They speak of an "unsustainable" situation in the Guadalajara ICU

Juan Antonio PérezCONTINUE

Antonio Resines, who knows something about spending time in an ICU, recently made some statements that went viral: “There is a very serious problem (…) a lot of people are in a precarious situation (…) nobody has permanent contracts. But people who have been working in the same hospital for 20 years and people of an amazing level. At public health you need an injection of money, and there is money. And if there is not, they should remove it from other sites, because it is essential”.

They corroborate it in the ICU of the Guadalajara hospital, where he describes an "unsustainable" work situation, in which the pandemic "has simply been the last straw that has filled the camel's back." "We work with a great pressure on care, in conditions that are maintained and that are not suitable for the patient," summarizes an employee who prefers to remain anonymous.

Before the coronavirus, the Guadalajara ICU had ten beds for a province with more than 260.000 inhabitants. However, in the worst moments of the pandemic, hospital management will find that they have had 42 critical cases and the plant has gone from 23 to 90 cases.

“The ICU requires professional staff who know how to handle a critical patient and the staff, in a large percentage, is not experienced. The problem of Nursing is that the specialties do not coincide. Just as in Medicine we are clear that an ophthalmologist cannot act as a pediatrician, in Nursing the unions do not fight for this specialization”, explains this worker.

And what was an emergency solution has been perpetuated: "The patches that were used to deal with the pandemic in the first waves have been normalized." In the management, meanwhile, they refer to the fact that in the province there have been "six very marked waves", that "training has been carried out at different times" and that "they have tried to ensure that the personnel who have relocated for the different waves have experience in the ICU.

The Guadalajara hospital is 40 years old and the Junta de Castilla-La Mancha is "perfectly aware of the need to provide the ICU with more surface area and new spaces". The regional president, Emiliano García-Page, assured that the transfer to the new hospital would begin on April 23, but this has not been the case.

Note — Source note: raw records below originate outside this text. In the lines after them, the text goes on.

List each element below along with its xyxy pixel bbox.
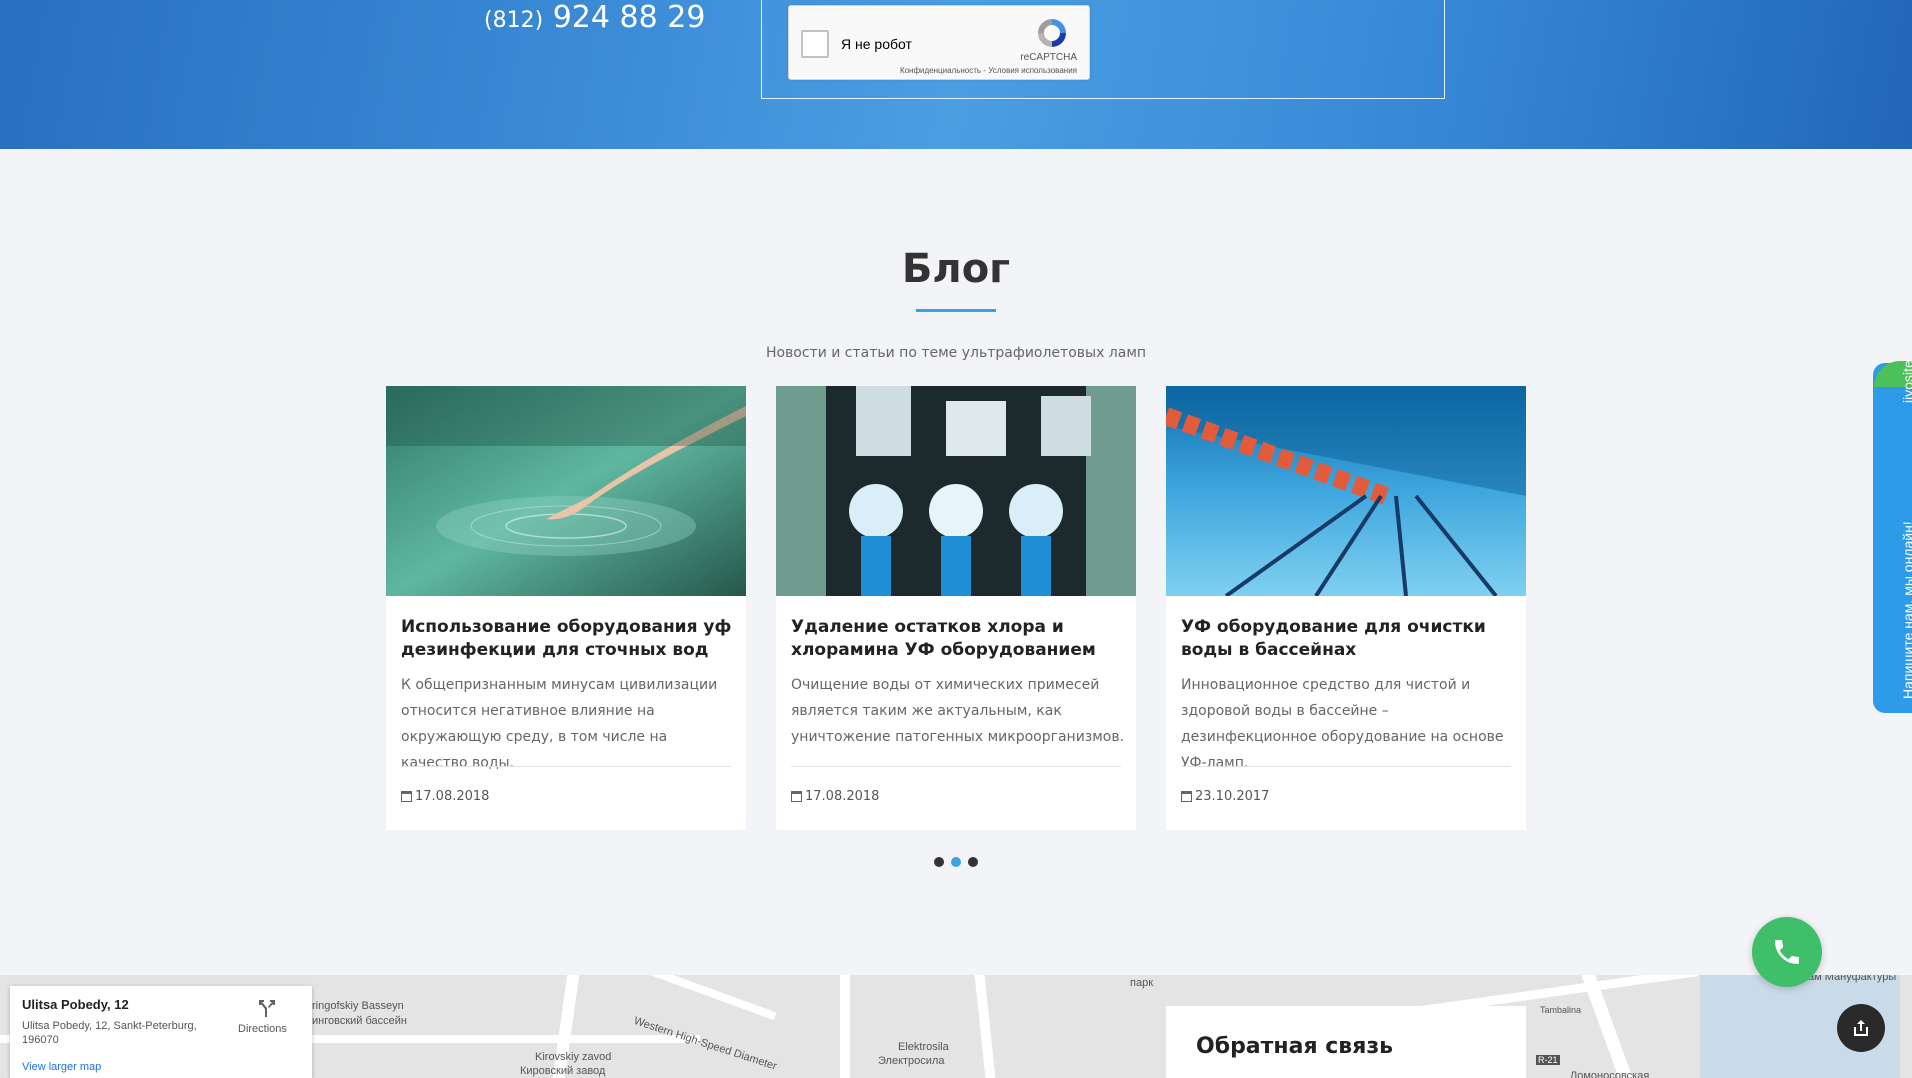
pagination-dot-3[interactable] [968, 857, 978, 867]
map-label: парк [1130, 977, 1154, 989]
pagination-dot-1[interactable] [934, 857, 944, 867]
blog-card-title[interactable]: УФ оборудование для очистки воды в бассе… [1181, 616, 1516, 662]
blog-card-date-text: 17.08.2018 [415, 789, 490, 804]
hero-band: (812) 924 88 29 Я не робот reCAPTCHA Кон… [0, 0, 1912, 149]
chat-brand: jivosite [1900, 360, 1912, 403]
call-button[interactable] [1752, 917, 1822, 987]
blog-card-date: 23.10.2017 [1181, 789, 1269, 804]
blog-card-date: 17.08.2018 [401, 789, 489, 804]
blog-card-divider [1181, 766, 1511, 767]
map-label: Kirovskiy zavod [535, 1051, 612, 1063]
water-hand-image[interactable] [386, 386, 746, 596]
blog-subtitle: Новости и статьи по теме ультрафиолетовы… [765, 345, 1147, 361]
blog-title: Блог [901, 246, 1011, 292]
chat-widget-tab[interactable]: jivosite Напишите нам, мы онлайн! [1873, 360, 1912, 713]
calendar-icon [1181, 791, 1192, 802]
recaptcha-terms-link[interactable]: Конфиденциальность - Условия использован… [900, 66, 1077, 75]
recaptcha-label: Я не робот [841, 36, 912, 52]
map-label: Elektrosila [898, 1041, 949, 1053]
directions-label[interactable]: Directions [238, 1023, 287, 1035]
blog-card[interactable]: Использование оборудования уф дезинфекци… [386, 386, 746, 830]
map-info-card: Ulitsa Pobedy, 12 Ulitsa Pobedy, 12, San… [10, 986, 312, 1078]
blog-card-divider [791, 766, 1121, 767]
directions-icon[interactable] [256, 998, 278, 1018]
calendar-icon [401, 791, 412, 802]
map-address: Ulitsa Pobedy, 12, Sankt-Peterburg, 1960… [22, 1020, 197, 1046]
blog-title-underline [916, 309, 996, 312]
chat-message: Напишите нам, мы онлайн! [1900, 521, 1912, 699]
recaptcha-brand: reCAPTCHA [1020, 52, 1077, 63]
blog-card-title[interactable]: Удаление остатков хлора и хлорамина УФ о… [791, 616, 1126, 662]
share-button[interactable] [1837, 1004, 1885, 1052]
blog-card-date-text: 23.10.2017 [1195, 789, 1270, 804]
map-label: инговский бассейн [312, 1015, 407, 1027]
map-label: ам Мануфактуры [1808, 975, 1897, 983]
blog-card-text: Очищение воды от химических примесей явл… [791, 677, 1125, 745]
map-route-badge: R-21 [1536, 1055, 1560, 1065]
blog-card-date: 17.08.2018 [791, 789, 879, 804]
recaptcha-logo-icon [1038, 19, 1066, 47]
uv-equipment-image[interactable] [776, 386, 1136, 596]
phone-digits: 924 88 29 [552, 0, 706, 35]
recaptcha-checkbox[interactable] [801, 30, 829, 58]
phone-number[interactable]: (812) 924 88 29 [484, 0, 705, 35]
swimming-pool-image[interactable] [1166, 386, 1526, 596]
feedback-card: Обратная связь [1166, 1006, 1526, 1078]
blog-card-divider [401, 766, 731, 767]
blog-card-text: К общепризнанным минусам цивилизации отн… [401, 677, 718, 771]
feedback-title: Обратная связь [1196, 1034, 1394, 1059]
map-label: ringofskiy Basseyn [312, 1000, 404, 1012]
recaptcha-widget: Я не робот reCAPTCHA Конфиденциальность … [788, 5, 1090, 80]
pagination-dot-2[interactable] [951, 857, 961, 867]
phone-code: (812) [484, 8, 544, 33]
blog-card-date-text: 17.08.2018 [805, 789, 880, 804]
view-larger-map-link[interactable]: View larger map [22, 1061, 101, 1073]
blog-card-text: Инновационное средство для чистой и здор… [1181, 677, 1504, 771]
calendar-icon [791, 791, 802, 802]
map-label: Western High-Speed Diameter [632, 1015, 779, 1073]
map-label: Электросила [878, 1055, 945, 1067]
share-icon [1854, 1020, 1868, 1036]
blog-card-title[interactable]: Использование оборудования уф дезинфекци… [401, 616, 736, 662]
map-label: Ломоносовская [1570, 1070, 1650, 1078]
map-label: Кировский завод [520, 1065, 606, 1077]
blog-card[interactable]: УФ оборудование для очистки воды в бассе… [1166, 386, 1526, 830]
map-place-name: Ulitsa Pobedy, 12 [22, 997, 129, 1012]
map-label: Tambalina [1540, 1005, 1582, 1015]
blog-pagination [934, 857, 978, 867]
blog-card[interactable]: Удаление остатков хлора и хлорамина УФ о… [776, 386, 1136, 830]
phone-icon [1775, 940, 1799, 964]
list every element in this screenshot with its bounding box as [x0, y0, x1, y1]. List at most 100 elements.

The management published a statement in which it blamed not meeting the deadlines due to the supply crisis due to the war in Ukraine and the legal challenges of companies that aspire to public tenders for the supply of equipment. And since then no new date has been given. Health professionals are unaware of any information about it: "We know what we hear in the media." In return, the management stated that "they have tried to always go hand in hand" and that everyone who has wanted to "has been invited" to "a visit".

Eventual contracts

What does not seem to change are temporary contracts, a common practice of the Public Administration, which renews them without the worker enjoying vacation periods. The ABC source says that it has already signed nine since March 2020. “It is totally legal if they add the tagline 'due to service needs' or because it is 'an exceptional situation'. But why is there a need for service? Because the templates are decimated, because we always go to the limit of work ”, he exposes. The management argued that the "chaining of contracts" is "really positive", since "although the pressure has decreased, it continued to rely on the professionals".

It should be noted that critically ill patients with coronavirus have decreased and, despite this, the level of assistance "has warned a lot." “I don't know if it's because Primary Care is saturated, patients arrive very ill. And that is something that we did not see before, ”says who sees it in the first person.

Finally, there are also "many partners" in psychological care. “And then he receives it, but they keep pressuring you and they call you on days off to go to work because there is no staff. I can assume this the first year, but we are going for the third summer of the pandemic, ”she lamented. Management denies this, citing the program to address the mental impact of covid on both professionals and patients and families. And, above all, it emphasizes that "under no circumstances is the professional forced" to work on his days off.